Lalu apa ciri -ciri khas Hoegeng Imam Santoso? Dia adalah contohnya pejabat yang "satunya kata dan perbuatan". Dia sungguh abdi negara/masyarakat yang bersih, berwibawa, bertangggung jawab dan sederhana. Sejarahwan Asvi Warman Adam mengenang Hoegeng Imam Santoso sebagai polisi teladan. Tahun 1956 ketika ditugaskan sebagai Kepala Reserse Kriminal di Medan Sumatera Utara, yang terkenal sebagai daerah penyelundupan, Hoegeng disambut dengan cara unik. Rumah dan mobil pribadi telah disediakan oleh beberapa cukong judi, namun Hoegeng menolak dan memilih tinggal di hotel, sebelum mendapatkan rumah dinas.
Para cukong tak menyerah dan memenuhi rumah dinas Hoegeng dengan beragam perabot rumah tangga mewah. Hoegeng marah dan mengultimatum agar barang -barang itu diambil , tetapi para cukong bergeming, tidak perduli. Karena kesal, Hoegeng mengeluarkan perabot -perabot tersebut dan ditaruh dipinggir jalan. Gemparlah Kota Medan karena ada seorang Polisi yang tak mempan disogok (Kompas, 1 Juli 2004).

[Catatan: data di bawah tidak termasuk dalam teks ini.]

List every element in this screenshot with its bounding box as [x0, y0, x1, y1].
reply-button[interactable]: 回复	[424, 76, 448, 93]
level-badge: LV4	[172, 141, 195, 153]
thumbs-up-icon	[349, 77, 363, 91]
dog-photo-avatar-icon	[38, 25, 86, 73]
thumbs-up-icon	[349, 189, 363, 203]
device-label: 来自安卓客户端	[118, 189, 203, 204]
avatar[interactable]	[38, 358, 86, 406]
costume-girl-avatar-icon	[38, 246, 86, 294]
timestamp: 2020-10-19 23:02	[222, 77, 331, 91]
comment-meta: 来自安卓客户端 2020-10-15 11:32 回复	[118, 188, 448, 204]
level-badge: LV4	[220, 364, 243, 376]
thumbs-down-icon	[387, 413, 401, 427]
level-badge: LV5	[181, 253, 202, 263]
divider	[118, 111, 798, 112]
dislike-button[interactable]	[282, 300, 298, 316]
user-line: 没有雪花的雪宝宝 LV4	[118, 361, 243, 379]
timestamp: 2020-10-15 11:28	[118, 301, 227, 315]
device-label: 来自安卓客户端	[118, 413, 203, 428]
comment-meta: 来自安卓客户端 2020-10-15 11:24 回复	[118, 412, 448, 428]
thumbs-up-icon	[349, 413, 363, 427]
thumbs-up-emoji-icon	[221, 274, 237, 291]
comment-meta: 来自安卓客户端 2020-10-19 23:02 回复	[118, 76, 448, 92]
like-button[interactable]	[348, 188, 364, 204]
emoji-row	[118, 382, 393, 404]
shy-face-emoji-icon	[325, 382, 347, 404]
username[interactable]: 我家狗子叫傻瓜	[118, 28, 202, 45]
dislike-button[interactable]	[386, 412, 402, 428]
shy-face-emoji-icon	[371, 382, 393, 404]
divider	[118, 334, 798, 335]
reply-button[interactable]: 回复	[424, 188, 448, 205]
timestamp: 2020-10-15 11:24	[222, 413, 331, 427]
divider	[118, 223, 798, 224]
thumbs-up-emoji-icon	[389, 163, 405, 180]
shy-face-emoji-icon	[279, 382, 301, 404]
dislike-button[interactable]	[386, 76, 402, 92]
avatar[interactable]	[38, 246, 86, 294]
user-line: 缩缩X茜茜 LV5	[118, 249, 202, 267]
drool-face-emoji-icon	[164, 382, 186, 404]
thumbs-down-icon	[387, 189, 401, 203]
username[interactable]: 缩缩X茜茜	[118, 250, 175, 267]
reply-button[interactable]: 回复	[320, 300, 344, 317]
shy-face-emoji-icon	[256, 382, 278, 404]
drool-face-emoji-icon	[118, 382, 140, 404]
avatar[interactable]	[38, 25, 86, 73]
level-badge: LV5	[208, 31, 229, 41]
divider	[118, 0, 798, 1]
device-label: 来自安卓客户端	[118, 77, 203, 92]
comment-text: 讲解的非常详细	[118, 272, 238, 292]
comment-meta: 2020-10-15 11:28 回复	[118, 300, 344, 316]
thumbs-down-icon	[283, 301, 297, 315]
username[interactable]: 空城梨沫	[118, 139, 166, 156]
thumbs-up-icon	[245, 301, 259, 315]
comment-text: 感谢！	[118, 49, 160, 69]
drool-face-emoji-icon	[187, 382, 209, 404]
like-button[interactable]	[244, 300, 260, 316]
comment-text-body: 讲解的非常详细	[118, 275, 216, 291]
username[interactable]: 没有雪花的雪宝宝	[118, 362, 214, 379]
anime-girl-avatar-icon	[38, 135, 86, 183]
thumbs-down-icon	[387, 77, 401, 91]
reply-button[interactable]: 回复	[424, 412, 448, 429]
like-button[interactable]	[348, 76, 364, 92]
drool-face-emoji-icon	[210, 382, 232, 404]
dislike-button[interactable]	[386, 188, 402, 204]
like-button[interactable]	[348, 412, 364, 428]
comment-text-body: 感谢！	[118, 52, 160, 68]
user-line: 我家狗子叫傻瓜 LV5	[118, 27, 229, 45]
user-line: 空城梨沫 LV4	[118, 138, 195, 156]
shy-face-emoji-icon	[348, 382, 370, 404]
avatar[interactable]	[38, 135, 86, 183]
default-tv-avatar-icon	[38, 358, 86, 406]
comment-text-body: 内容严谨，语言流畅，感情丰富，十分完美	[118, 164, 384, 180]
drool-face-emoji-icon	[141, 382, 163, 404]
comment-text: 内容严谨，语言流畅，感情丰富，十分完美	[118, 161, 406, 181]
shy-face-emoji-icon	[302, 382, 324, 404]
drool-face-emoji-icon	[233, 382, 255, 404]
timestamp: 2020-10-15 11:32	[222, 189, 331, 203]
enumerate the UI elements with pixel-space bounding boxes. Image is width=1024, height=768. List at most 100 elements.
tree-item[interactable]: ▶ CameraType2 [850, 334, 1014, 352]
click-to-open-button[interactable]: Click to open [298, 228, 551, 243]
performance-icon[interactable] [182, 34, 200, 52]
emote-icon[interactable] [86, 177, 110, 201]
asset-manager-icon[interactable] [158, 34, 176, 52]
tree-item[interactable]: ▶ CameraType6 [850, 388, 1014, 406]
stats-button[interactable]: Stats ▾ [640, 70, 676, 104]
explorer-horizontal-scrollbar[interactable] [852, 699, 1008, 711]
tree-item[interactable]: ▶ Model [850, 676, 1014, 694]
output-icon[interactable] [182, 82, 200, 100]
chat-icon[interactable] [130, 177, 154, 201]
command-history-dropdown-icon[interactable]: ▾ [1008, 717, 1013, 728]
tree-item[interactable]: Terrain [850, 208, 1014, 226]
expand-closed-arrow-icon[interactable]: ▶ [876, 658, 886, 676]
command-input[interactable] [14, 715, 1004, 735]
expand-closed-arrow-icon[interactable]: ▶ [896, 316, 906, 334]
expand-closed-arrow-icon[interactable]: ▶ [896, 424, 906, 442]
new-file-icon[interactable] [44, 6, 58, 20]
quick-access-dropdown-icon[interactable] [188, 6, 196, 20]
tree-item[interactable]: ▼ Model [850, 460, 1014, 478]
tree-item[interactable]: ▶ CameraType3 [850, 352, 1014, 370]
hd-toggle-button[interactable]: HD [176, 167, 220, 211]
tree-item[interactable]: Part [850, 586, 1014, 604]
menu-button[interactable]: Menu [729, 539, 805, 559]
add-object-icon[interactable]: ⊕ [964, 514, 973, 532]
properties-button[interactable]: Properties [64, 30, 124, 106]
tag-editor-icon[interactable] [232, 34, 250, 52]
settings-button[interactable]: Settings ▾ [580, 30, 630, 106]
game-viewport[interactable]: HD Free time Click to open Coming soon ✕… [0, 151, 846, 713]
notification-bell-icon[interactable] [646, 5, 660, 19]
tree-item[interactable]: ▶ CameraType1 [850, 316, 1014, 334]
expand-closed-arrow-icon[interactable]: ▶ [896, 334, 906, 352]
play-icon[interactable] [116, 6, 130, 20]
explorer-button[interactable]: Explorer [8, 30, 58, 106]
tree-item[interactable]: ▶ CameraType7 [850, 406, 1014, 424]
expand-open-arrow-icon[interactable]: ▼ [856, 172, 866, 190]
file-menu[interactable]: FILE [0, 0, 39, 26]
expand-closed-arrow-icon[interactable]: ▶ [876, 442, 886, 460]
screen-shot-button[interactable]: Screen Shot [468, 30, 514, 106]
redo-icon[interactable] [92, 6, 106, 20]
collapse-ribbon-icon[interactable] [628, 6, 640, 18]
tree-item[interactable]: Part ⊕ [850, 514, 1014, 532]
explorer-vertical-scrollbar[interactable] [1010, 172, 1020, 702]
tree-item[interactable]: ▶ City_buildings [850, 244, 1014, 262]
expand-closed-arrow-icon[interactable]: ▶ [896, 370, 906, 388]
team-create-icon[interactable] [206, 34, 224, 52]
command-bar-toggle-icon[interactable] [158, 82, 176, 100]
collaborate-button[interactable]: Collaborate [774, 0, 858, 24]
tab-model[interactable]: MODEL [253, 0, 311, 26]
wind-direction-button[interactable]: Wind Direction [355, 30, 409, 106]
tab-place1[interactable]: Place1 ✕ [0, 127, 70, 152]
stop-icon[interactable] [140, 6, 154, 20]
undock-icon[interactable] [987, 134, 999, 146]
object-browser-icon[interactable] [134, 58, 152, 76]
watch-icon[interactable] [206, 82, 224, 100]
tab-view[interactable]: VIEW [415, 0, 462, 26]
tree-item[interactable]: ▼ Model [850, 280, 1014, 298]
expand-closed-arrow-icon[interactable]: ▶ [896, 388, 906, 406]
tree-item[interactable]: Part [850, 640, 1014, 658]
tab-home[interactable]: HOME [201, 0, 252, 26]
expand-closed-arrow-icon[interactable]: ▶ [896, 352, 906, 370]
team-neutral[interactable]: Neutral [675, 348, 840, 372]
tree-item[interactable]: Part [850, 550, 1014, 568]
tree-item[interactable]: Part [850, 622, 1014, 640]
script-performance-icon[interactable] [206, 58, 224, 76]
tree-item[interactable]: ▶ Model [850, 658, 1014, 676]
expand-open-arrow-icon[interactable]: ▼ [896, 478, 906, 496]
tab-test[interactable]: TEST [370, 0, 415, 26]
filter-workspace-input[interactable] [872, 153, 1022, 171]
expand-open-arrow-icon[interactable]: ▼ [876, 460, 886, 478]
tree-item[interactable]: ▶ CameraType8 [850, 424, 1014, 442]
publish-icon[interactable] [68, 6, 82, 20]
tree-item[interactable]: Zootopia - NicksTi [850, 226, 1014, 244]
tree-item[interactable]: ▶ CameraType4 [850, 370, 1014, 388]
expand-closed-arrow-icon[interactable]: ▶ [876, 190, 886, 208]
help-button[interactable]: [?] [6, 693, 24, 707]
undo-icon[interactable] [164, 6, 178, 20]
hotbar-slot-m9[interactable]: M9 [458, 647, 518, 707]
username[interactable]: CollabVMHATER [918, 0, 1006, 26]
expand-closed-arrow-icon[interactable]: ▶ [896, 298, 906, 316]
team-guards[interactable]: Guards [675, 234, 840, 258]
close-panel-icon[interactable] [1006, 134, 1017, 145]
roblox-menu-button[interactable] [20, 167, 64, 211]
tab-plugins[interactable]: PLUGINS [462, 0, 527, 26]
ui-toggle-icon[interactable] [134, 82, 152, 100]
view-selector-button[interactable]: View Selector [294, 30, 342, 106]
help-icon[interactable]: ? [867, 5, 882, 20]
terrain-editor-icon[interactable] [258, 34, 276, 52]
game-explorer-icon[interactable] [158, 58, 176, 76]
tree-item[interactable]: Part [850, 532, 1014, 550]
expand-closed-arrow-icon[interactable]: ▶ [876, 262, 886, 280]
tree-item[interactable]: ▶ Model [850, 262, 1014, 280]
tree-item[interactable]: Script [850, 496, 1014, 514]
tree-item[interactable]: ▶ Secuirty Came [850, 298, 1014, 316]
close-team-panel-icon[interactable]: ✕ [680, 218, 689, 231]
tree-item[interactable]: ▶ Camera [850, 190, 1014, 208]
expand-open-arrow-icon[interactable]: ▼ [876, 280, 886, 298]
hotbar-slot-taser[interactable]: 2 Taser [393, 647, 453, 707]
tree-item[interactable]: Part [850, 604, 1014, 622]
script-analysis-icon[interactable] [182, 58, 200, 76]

Hoegeng peka dan peduli terhadap sesama. Dia juga sederhana dan hemat, serta tak mau merugikan negara dengan pengeluaran yang tak perlu. Ciri khas ini, dikisahkan oleh Chris Sinner Keytimu, Putera Sikka, sesama anggota petisi 50. Tahun 1960 Presiden Soekarno menunjuk Hoegeng sebagai Dirjen Imigrasi. Sebelum dilantik, dia meminta istrinya menutup toko kembangnya, karena khawatir semua yang berurusan dengan Imigrasi akan membeli bunga di toko istrinya dan itu tidak adil buat pengusaha bunga lainnya. Selain itu Hoegeng juga menolak mobil dinas baru dari Setneg, karena dia sudah membawa mobil jeep Kepolisian. Bagi dia satu mobil sudah cukup untuk melaksanakan tugasnya (Kompas,15 Juli 2004).
Kesederhanaannya dan hidup hemat ditunjukan lagi tatkala menjabat Menteri Yuran Negara. Dia diminta untuk pindah dan rumahnya di Jalan Prof. Moh. Yamin ke rumah yang terletak di jalan protokol, lagi-lagi dia menolak dan mengatakan bahwa rumahnya sudah representatif.